I just looked on Amazon and found this one for selling for $995.00 .....  You got a Bargain in comparison! 
http://metal.baileighindustrial.com/bench-top-lathe-pl-712vs


----------



## rreidiii (Jul 16, 2013)

Well thanks guys and please keep coming with the responses. I'm going to need all the help I can get!


----------



## tripletap3 (Jul 16, 2013)

One thing I have noticed is that the 6" - 12" Atlas and South Bend lathes seem to hold their value well. If you buy one in good shape at a fair price, add some elbow grease and paint you will get your money back (minus the elbow grease) when you decide to upgrade to your second machine. You won't be able to say that with a China machine as they loose value when you drive them off the lot.

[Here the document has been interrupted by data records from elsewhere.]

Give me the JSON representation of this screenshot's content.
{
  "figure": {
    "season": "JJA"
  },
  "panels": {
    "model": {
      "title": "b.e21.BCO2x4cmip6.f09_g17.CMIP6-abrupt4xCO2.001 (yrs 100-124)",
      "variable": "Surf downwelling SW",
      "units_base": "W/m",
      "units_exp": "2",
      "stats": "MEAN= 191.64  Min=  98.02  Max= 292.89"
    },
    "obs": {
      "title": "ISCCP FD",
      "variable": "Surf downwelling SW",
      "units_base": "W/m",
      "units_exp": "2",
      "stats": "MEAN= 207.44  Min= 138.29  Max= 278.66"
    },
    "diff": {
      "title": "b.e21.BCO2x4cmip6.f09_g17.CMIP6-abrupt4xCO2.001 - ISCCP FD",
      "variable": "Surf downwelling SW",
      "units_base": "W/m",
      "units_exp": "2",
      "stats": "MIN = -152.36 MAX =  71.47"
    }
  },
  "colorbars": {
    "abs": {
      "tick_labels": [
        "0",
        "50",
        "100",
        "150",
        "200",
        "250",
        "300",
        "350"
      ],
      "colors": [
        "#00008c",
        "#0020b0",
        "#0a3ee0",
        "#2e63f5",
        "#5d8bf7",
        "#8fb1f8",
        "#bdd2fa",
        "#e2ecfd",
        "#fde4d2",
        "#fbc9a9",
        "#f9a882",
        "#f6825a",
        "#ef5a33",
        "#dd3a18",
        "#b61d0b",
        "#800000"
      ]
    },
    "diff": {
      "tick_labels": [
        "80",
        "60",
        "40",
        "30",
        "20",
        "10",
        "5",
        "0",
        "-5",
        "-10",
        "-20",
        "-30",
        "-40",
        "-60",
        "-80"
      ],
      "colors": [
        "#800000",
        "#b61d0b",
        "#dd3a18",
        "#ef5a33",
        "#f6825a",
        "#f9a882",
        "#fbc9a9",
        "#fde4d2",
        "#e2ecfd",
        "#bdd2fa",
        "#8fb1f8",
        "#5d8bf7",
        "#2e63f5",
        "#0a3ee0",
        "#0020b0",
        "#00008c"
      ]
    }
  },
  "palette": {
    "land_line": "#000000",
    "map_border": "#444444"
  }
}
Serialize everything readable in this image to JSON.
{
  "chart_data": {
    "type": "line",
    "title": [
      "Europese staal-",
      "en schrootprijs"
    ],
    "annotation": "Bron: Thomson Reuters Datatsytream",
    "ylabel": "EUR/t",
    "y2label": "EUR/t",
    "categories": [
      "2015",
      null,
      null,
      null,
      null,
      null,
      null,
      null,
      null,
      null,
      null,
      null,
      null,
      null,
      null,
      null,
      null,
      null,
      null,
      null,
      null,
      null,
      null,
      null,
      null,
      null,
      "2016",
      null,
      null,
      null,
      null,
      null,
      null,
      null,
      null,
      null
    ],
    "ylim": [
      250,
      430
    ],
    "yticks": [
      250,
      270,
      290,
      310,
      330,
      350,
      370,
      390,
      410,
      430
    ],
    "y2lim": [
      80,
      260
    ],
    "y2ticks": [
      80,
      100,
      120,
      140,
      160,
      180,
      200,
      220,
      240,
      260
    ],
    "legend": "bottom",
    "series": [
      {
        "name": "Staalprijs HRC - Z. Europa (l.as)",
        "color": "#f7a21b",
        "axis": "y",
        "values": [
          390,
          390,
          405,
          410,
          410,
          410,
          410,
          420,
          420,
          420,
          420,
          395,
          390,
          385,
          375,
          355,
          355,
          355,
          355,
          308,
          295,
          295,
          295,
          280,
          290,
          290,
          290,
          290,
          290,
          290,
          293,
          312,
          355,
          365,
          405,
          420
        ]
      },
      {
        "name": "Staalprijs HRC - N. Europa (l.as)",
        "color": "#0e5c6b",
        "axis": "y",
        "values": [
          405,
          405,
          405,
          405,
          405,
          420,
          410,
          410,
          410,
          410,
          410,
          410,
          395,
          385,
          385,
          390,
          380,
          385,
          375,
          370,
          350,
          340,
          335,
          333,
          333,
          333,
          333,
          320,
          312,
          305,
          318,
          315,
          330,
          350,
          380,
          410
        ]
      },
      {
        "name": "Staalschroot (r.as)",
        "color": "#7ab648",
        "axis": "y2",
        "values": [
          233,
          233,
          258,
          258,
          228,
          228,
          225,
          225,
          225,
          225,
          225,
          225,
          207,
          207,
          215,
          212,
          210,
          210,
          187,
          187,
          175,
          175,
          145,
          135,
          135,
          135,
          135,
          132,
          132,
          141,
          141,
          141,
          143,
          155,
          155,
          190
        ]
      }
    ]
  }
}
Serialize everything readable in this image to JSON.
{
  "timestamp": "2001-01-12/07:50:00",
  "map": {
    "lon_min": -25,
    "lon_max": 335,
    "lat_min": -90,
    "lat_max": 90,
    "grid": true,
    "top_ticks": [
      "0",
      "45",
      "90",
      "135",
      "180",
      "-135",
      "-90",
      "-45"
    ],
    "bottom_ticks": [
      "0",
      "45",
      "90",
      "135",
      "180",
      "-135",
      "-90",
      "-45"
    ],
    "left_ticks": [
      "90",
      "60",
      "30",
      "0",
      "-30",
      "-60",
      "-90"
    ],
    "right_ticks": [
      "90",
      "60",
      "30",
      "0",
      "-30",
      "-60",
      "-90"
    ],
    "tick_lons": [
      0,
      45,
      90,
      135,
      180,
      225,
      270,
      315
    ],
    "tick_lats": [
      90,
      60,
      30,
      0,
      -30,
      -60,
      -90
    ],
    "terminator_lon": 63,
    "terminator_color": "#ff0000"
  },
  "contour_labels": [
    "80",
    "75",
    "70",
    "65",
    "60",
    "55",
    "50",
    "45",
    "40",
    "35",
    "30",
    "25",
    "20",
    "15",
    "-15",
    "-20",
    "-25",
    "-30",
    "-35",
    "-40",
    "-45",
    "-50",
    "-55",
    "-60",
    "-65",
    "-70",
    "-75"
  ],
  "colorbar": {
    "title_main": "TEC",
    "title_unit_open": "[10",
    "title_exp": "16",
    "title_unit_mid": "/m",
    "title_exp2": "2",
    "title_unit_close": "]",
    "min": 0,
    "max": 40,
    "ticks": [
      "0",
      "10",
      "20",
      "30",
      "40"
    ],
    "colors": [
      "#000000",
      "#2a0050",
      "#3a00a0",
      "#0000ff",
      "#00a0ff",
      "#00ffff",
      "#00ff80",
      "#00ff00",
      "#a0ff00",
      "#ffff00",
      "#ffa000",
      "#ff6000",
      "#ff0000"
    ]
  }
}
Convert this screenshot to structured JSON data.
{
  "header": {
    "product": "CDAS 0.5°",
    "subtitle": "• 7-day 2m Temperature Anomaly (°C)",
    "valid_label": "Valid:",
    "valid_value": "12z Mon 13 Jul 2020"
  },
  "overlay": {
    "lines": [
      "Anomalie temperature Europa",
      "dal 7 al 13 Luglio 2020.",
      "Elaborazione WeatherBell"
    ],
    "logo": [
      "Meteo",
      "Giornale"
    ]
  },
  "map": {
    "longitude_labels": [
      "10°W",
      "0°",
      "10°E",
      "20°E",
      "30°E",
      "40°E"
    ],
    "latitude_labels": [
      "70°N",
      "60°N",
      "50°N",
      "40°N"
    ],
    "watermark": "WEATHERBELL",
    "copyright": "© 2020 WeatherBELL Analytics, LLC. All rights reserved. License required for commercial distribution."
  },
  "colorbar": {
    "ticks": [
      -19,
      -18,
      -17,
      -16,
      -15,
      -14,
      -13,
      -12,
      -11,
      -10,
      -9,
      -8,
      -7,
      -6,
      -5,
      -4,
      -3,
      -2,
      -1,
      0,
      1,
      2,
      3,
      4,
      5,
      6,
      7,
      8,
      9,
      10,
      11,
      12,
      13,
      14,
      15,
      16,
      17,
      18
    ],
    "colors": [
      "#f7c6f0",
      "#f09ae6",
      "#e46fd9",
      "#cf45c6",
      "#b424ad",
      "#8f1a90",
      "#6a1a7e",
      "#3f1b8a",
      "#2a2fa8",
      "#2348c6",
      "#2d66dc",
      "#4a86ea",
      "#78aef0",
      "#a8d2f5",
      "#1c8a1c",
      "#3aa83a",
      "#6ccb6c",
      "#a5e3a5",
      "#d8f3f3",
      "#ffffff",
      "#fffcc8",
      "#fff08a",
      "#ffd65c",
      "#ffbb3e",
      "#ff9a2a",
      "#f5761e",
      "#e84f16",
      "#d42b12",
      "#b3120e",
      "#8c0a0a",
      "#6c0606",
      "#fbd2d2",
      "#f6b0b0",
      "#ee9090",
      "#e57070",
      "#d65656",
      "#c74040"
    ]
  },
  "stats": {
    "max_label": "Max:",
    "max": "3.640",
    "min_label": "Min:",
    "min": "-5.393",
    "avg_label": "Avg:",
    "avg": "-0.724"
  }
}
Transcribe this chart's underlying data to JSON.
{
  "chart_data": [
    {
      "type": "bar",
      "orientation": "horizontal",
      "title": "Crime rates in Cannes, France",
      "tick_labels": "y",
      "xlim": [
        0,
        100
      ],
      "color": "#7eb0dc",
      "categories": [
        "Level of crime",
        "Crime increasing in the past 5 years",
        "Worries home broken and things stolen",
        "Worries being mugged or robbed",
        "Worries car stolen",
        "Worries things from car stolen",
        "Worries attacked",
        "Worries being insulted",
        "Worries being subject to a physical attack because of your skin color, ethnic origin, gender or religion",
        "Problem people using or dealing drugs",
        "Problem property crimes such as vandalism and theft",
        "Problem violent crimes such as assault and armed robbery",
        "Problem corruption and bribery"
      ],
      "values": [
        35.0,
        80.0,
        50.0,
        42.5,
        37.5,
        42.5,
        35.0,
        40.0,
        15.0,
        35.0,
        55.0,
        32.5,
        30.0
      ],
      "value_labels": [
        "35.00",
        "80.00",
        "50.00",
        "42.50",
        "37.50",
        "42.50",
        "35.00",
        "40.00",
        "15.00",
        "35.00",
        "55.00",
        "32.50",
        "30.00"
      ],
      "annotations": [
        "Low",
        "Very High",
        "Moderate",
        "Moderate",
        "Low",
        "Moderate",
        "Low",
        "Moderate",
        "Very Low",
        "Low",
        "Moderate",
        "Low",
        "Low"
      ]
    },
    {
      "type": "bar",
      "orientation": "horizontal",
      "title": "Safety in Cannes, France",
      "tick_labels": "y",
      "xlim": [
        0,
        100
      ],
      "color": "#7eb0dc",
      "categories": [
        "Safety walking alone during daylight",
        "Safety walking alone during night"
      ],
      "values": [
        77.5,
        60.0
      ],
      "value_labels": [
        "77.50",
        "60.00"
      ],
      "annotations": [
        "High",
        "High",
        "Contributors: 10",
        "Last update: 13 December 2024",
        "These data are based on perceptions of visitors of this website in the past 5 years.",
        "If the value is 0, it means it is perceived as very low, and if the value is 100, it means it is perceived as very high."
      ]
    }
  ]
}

Unfortunately I like others had to sell my Atlas for one because I would never find a classic with 1.5" spindle bore, with left hand and metric threading, D1 camlock , ready to go to work, that would fit in my 2 1/2 car garage and that I could afford.  There is lots of good info on H-M about the Atlas 10" and 12" if you do a search.


----------



## TOOLMASTER (Jul 16, 2013)

offer 500//go from there


----------



## rreidiii (Jul 16, 2013)

TOOLMASTER said:


> offer 500//go from there



He seems to be pretty firm at $800 but I'll try and let Y'all know.


----------